President meets with Republican attorneys general backing his efforts
WASHINGTON – US President Donald Trump, who continues to challenge his alleged electoral defeat, met at the White House with state attorneys general who support the lawsuit filed by the state of Texas.
Several legal scholars questioned the prospects of the lawsuit, but Trump tweeted: “The Supreme Court has a chance to save our country from the greatest election abuse in US history.”
The lawsuit was filed in the Supreme Court by one of Trump’s supporters, Texas Attorney General Ken Paxton.
Paxton’s lawsuit challenges the results in four key states where Democrat Joe Biden won: Georgia, Pennsylvania, Michigan and Wisconsin. These states account for a total of 62 electoral votes.

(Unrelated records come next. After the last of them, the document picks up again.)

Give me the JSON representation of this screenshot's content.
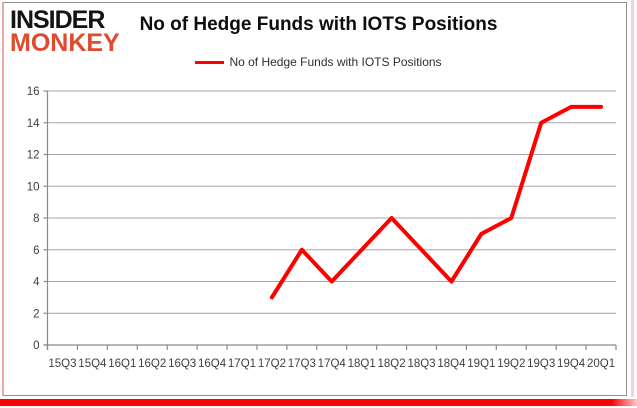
{
  "logo": {
    "line1": "INSIDER",
    "line2": "MONKEY",
    "color_top": "#141414",
    "color_bottom": "#e04a2e"
  },
  "header": {
    "title": "No of Hedge Funds with IOTS Positions"
  },
  "legend": {
    "label": "No of Hedge Funds with IOTS Positions",
    "line_color": "#fe0000"
  },
  "frame": {
    "border_color": "#8f8f8f",
    "left_accent_color": "#efa6a6",
    "right_accent_color": "#f8d2d2",
    "bottom_bar_color": "#fa0202"
  },
  "chart_data": {
    "type": "line",
    "title": "No of Hedge Funds with IOTS Positions",
    "categories": [
      "15Q3",
      "15Q4",
      "16Q1",
      "16Q2",
      "16Q3",
      "16Q4",
      "17Q1",
      "17Q2",
      "17Q3",
      "17Q4",
      "18Q1",
      "18Q2",
      "18Q3",
      "18Q4",
      "19Q1",
      "19Q2",
      "19Q3",
      "19Q4",
      "20Q1"
    ],
    "series": [
      {
        "name": "No of Hedge Funds with IOTS Positions",
        "color": "#fe0000",
        "values": [
          null,
          null,
          null,
          null,
          null,
          null,
          null,
          3,
          6,
          4,
          6,
          8,
          6,
          4,
          7,
          8,
          14,
          15,
          15
        ]
      }
    ],
    "xlabel": "",
    "ylabel": "",
    "ylim": [
      0,
      16
    ],
    "yticks": [
      0,
      2,
      4,
      6,
      8,
      10,
      12,
      14,
      16
    ],
    "grid": true,
    "legend_position": "top-center",
    "gridline_color": "#a6a6a6",
    "axis_color": "#8a8a8a",
    "tick_label_color": "#3f3f3f"
  }
}
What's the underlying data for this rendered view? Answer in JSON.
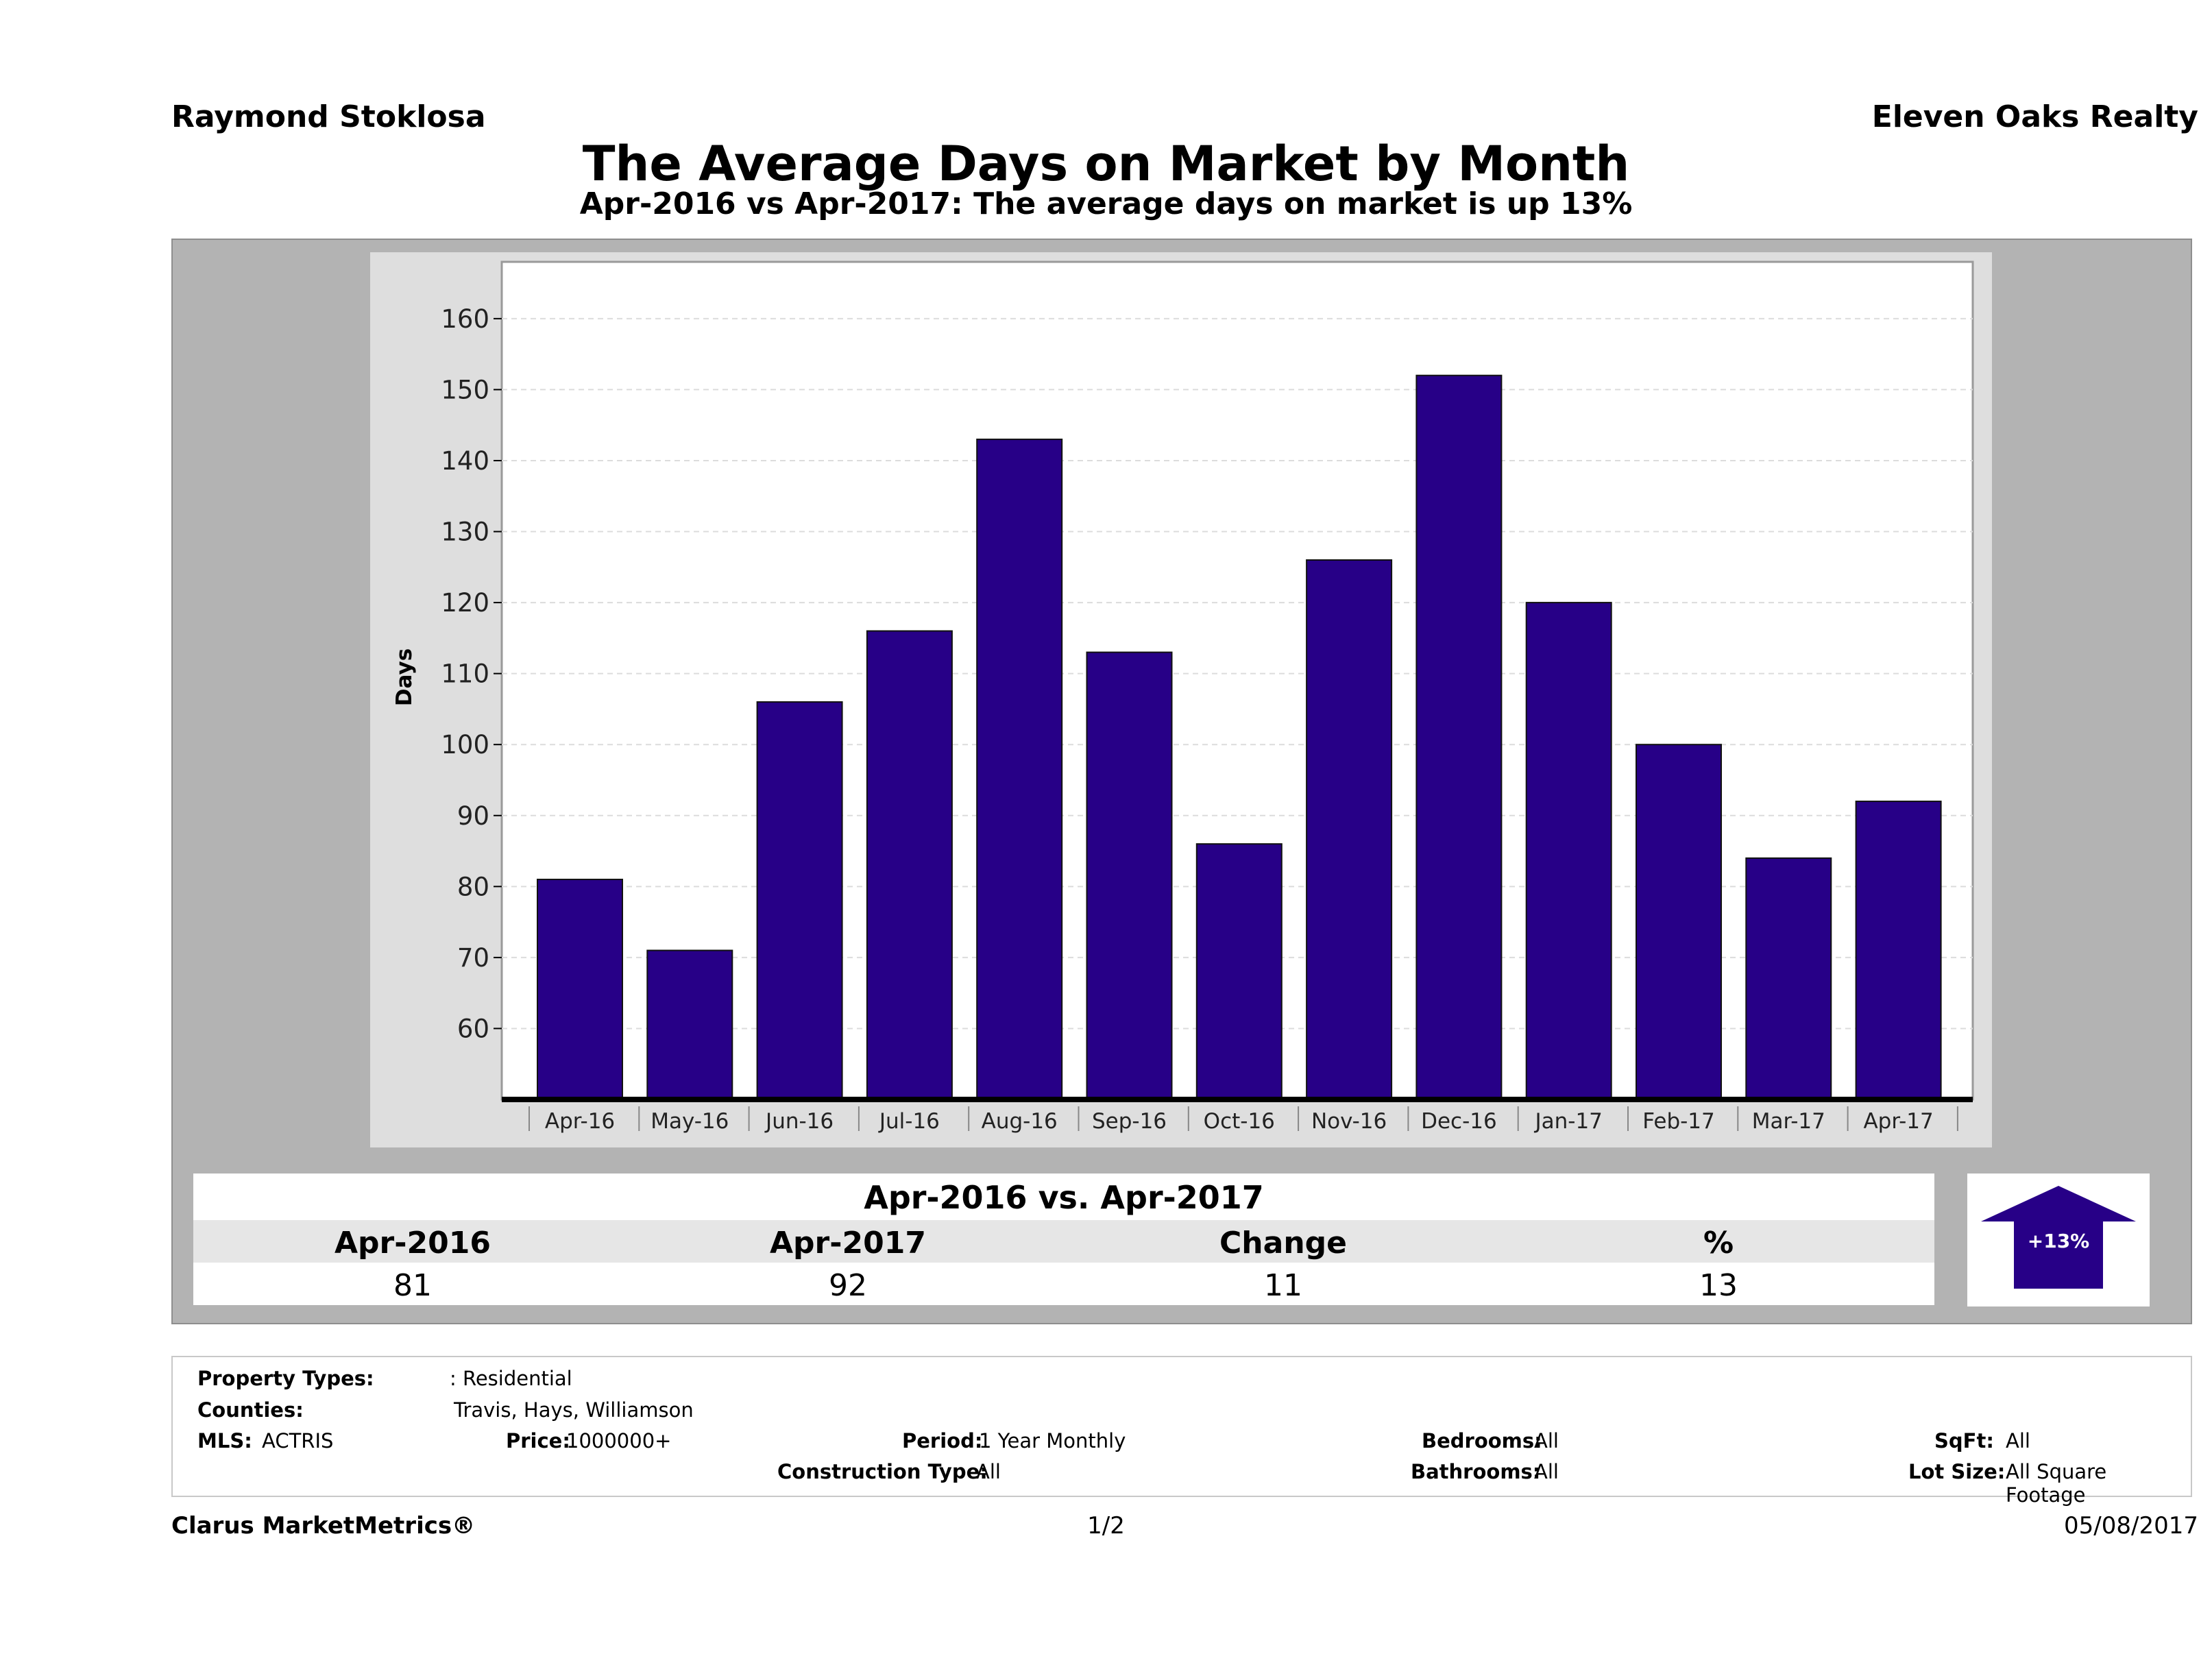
{
  "header": {
    "agent_name": "Raymond Stoklosa",
    "company_name": "Eleven Oaks Realty"
  },
  "chart_data": {
    "type": "bar",
    "title": "The Average Days on Market by Month",
    "subtitle": "Apr-2016 vs Apr-2017: The average days on market is up 13%",
    "ylabel": "Days",
    "xlabel": "",
    "ylim": [
      50,
      168
    ],
    "yticks": [
      60,
      70,
      80,
      90,
      100,
      110,
      120,
      130,
      140,
      150,
      160
    ],
    "grid": true,
    "bar_color": "#270087",
    "categories": [
      "Apr-16",
      "May-16",
      "Jun-16",
      "Jul-16",
      "Aug-16",
      "Sep-16",
      "Oct-16",
      "Nov-16",
      "Dec-16",
      "Jan-17",
      "Feb-17",
      "Mar-17",
      "Apr-17"
    ],
    "values": [
      81,
      71,
      106,
      116,
      143,
      113,
      86,
      126,
      152,
      120,
      100,
      84,
      92
    ]
  },
  "comparison": {
    "title": "Apr-2016 vs. Apr-2017",
    "headers": [
      "Apr-2016",
      "Apr-2017",
      "Change",
      "%"
    ],
    "values": [
      "81",
      "92",
      "11",
      "13"
    ],
    "change_badge": "+13%",
    "change_direction": "up",
    "badge_color": "#270087"
  },
  "details": {
    "property_types_label": "Property Types:",
    "property_types_value": ": Residential",
    "counties_label": "Counties:",
    "counties_value": "Travis, Hays, Williamson",
    "mls_label": "MLS:",
    "mls_value": "ACTRIS",
    "price_label": "Price:",
    "price_value": "1000000+",
    "period_label": "Period:",
    "period_value": "1 Year Monthly",
    "construction_label": "Construction Type:",
    "construction_value": "All",
    "bedrooms_label": "Bedrooms:",
    "bedrooms_value": "All",
    "bathrooms_label": "Bathrooms:",
    "bathrooms_value": "All",
    "sqft_label": "SqFt:",
    "sqft_value": "All",
    "lot_size_label": "Lot Size:",
    "lot_size_value": "All Square Footage"
  },
  "footer": {
    "brand": "Clarus MarketMetrics®",
    "page": "1/2",
    "date": "05/08/2017"
  }
}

The outcome of the US presidential election is not decided by a general election, but by the Electoral College. To win, 270 electoral votes are needed.
According to preliminary estimates, Biden has 306 votes and Trump has 232. The Electoral College vote will take place on Monday and Congress must consider and approve the results on 6 January, which is usually a purely formal process.
However, Trump is calling on Republican lawmakers to challenge the electoral rolls in states where Biden won by a narrow margin. If at least one member of the House of Representatives and one senator challenge the results in any of the states, confirmation of the electors in that state would require a vote by the full Congress.
Republican Congressman Mo Brooks of Alabama has said he will challenge Biden’s victory, but it is unclear whether any senators will join his initiative.
If it comes to a vote, it is clear that the Democrat-controlled House of Representatives will vote against Trump.
Paxton’s lawsuit was supported by seventeen states that voted for Trump.
“There is overwhelming evidence of extensive fraud in four (at least) of the states mentioned in the Texas lawsuit,” Trump wrote on Twitter. – Just look at the records and testimony!”
Paxton, in his lawsuit, is asking that the four states that pledged to vote for Biden not be allowed to have electors, instead allowing state legislatures to appoint alternate electors.
The attorneys general of Michigan, Pennsylvania and Wisconsin – Democrats Dana Nessel, Josh Shapiro and Josh Kaul – called Paxton’s lawsuit an attempt to “mislead the public and undermine the foundation of the Constitution.”
“It’s high time the president, states and elected officials stopped misleading the public,” they said.